Kehrer richtete seinen Blick auf den Teppich, ihre Worte zeigten keine Wirkung. Wie in Zeitlupe führte er die Hand zur Tasse und verschüttete dabei fast seinen Espresso. Dollinger hatte geglaubt, Kehrer sei von jener Sorte, die nicht so leicht umzuhauen ist. Aber er hatte sich anscheinend getäuscht. Nicht einmal nach der Biozertifizierung seiner Espressobohnen hatte er ihn gefragt. Gleichzeitig flogen Bilder durch seinen Kopf. Bilder von Radieschen, die in offene Münder gestopft waren, Bilder von Baumstämmen, die auf ihn zurollten.
Kehrer starrte wieder auf den Teppich. Karin Dollinger zuckte ratlos mit den Schultern und tauschte erneut Blicke mit ihrem Mann.
»Ich mache Ihnen einen Vorschlag«, sagte Dollinger unvermittelt. »Ich gehe mit Ihnen zum Tatort und sehe mich dort ein bisschen um.
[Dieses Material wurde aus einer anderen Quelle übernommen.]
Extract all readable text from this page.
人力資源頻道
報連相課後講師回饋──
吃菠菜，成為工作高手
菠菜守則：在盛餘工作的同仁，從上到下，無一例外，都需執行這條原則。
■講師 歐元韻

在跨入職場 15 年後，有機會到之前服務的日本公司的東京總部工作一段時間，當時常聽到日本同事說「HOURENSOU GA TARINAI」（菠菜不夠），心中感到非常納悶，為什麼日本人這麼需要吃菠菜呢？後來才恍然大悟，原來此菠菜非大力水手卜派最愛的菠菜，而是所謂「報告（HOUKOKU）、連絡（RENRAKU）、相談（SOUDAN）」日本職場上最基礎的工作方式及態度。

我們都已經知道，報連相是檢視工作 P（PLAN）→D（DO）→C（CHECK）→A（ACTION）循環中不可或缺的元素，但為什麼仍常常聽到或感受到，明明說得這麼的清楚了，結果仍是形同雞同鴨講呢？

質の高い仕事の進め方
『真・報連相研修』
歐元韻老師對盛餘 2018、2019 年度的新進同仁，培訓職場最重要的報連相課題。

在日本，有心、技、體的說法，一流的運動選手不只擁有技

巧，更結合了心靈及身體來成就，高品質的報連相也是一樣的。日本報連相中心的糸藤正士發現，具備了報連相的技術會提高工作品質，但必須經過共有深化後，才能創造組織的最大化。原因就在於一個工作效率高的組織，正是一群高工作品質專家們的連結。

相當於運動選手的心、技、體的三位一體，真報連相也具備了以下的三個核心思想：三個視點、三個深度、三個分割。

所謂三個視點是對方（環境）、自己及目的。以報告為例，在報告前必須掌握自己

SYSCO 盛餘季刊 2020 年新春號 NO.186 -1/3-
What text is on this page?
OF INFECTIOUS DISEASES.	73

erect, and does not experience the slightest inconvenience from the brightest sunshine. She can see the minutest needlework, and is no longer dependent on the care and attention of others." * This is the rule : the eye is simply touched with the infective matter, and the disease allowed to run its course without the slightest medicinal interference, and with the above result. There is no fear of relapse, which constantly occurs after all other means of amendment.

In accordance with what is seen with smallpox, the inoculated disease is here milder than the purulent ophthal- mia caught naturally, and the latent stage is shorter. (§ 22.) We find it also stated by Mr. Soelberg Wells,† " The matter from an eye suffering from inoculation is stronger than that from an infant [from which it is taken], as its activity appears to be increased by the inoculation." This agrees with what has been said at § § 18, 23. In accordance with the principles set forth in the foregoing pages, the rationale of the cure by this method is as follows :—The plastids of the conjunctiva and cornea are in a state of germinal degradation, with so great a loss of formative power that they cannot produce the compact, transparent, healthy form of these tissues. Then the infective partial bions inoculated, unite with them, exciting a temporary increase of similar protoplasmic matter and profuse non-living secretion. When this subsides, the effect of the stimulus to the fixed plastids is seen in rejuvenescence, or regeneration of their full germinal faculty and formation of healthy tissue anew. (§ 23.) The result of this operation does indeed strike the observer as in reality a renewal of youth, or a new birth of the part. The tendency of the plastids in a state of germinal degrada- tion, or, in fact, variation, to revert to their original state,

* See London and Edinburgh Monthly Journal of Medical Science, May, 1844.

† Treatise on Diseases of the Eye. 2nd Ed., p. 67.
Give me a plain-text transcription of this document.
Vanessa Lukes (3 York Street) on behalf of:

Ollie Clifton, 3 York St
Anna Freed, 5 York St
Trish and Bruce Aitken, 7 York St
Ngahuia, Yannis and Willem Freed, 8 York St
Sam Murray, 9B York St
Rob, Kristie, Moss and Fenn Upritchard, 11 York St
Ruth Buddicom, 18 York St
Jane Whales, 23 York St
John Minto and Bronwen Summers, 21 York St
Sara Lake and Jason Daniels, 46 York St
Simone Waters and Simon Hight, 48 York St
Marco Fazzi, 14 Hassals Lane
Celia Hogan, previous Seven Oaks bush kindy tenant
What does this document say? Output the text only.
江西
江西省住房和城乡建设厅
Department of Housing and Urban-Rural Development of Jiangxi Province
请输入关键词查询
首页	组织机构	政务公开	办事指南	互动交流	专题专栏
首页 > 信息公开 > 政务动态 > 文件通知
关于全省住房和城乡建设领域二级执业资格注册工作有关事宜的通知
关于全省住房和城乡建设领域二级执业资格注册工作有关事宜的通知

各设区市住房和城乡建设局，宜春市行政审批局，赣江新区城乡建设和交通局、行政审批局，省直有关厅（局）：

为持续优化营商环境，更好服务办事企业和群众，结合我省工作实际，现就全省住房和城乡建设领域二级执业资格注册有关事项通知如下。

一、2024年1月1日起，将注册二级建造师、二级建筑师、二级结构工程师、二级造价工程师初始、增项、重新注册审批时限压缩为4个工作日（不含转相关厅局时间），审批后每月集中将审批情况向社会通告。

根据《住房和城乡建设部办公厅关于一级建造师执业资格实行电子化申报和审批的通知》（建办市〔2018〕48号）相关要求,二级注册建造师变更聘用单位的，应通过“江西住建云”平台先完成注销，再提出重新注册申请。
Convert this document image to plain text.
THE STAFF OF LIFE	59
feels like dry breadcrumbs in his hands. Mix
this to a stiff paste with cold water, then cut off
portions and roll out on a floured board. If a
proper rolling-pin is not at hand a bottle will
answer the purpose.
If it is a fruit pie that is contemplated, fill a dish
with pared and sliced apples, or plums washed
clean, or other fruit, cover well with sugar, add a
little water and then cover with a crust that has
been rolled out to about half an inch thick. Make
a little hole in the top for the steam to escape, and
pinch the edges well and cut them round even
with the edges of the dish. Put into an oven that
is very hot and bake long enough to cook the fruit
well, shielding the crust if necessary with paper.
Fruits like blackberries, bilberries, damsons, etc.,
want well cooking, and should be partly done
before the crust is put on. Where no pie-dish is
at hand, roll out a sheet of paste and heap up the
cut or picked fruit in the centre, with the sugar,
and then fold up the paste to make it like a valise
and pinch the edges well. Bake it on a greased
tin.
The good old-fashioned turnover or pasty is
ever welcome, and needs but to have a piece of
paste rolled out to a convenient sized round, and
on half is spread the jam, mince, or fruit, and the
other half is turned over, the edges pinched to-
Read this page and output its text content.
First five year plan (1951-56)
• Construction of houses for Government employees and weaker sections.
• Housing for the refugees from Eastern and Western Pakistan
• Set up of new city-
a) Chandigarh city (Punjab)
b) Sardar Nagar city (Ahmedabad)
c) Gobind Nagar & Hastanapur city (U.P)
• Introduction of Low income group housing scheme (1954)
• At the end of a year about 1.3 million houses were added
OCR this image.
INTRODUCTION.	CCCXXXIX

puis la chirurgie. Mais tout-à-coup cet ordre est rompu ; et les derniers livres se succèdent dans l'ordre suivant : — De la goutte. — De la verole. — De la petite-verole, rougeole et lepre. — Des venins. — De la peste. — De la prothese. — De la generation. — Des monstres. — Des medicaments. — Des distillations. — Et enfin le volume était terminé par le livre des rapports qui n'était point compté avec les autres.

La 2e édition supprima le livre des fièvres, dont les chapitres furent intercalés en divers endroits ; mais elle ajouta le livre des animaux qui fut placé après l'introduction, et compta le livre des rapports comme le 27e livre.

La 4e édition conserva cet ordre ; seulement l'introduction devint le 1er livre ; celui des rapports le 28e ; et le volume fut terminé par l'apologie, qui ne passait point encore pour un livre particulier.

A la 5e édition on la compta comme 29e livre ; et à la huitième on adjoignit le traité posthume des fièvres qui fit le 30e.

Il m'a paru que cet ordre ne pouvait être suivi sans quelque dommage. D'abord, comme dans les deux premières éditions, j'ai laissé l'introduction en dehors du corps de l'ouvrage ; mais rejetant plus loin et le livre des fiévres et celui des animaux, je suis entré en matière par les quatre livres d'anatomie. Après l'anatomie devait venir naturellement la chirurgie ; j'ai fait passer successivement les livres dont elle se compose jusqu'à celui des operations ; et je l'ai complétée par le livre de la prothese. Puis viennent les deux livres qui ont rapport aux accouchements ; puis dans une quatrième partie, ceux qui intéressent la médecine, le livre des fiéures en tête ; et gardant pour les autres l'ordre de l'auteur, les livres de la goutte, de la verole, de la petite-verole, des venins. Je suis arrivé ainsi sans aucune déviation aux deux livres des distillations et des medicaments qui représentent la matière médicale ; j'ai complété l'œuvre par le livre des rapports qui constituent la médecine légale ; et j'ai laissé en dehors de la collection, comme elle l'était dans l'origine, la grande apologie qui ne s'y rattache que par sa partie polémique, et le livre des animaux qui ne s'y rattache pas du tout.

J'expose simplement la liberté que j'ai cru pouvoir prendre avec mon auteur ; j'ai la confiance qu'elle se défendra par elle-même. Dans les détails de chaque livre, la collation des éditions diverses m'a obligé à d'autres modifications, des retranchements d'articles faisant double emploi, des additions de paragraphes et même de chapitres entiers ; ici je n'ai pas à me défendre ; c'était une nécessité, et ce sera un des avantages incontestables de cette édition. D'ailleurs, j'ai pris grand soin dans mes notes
Sie erzählen mir Ihre Geschichte, und wenn das alles einen Sinn ergibt, rede ich mal mit Schwerdtfeger. Mehr kann ich nicht tun.«
Karin nickte zustimmend, zeigte aber keinerlei Begeisterung.
Kehrer hob seinen Kopf und lächelte Dollinger an. Es war kein breites Lächeln, es war ein kleines, verhaltenes Lächeln. »Wann gehen wir?«
»Jetzt«, beantwortete Karin die Frage. »Um zwölf gibt es Essen.«
»Um eins«, widersprach Dollinger.
»Von mir aus.«
Dollinger und Kehrer gingen zu Fuß an der Aisch entlang. Sie wählten also einen Umweg, der gab Kehrer jedoch mehr Zeit für seine Geschichte. Weit entfernt war die Laubenkolonie Hasenhügel allerdings auch nicht. In Biberbach mit seinen gut zweitausendfünfhundert Einwohnern war nichts weit entfernt. Selbst bis zu den Nachbardörfern war es nicht weit. Unterwegs begegneten ihnen gleich mehrere Biberbacher, die unterschiedlich reagierten. Die einen entboten einen rudimentären Gruß, wie er typisch für viele Franken war, die anderen machten große Augen und steckten dann ihre Köpfe zusammen. Hilde Sauer, die Frau eines Spediteurs, wandte ihren Blick demonstrativ von den beiden ab. Dollinger wusste, dass der gemeinsame Spaziergang mit Kehrer Folgen haben würde. Das war eine Steilvorlage für die sozialen Giftmischer, die seit jeher in jedem Dorf auf der Lauer lagen. Ihnen genügte ein kleiner Funke, um einen Waldbrand zu entfachen. Die Fake News, dachte Dollinger schmunzelnd, wurden bestimmt in Biberbach erfunden. Irgendwann im Neolithikum.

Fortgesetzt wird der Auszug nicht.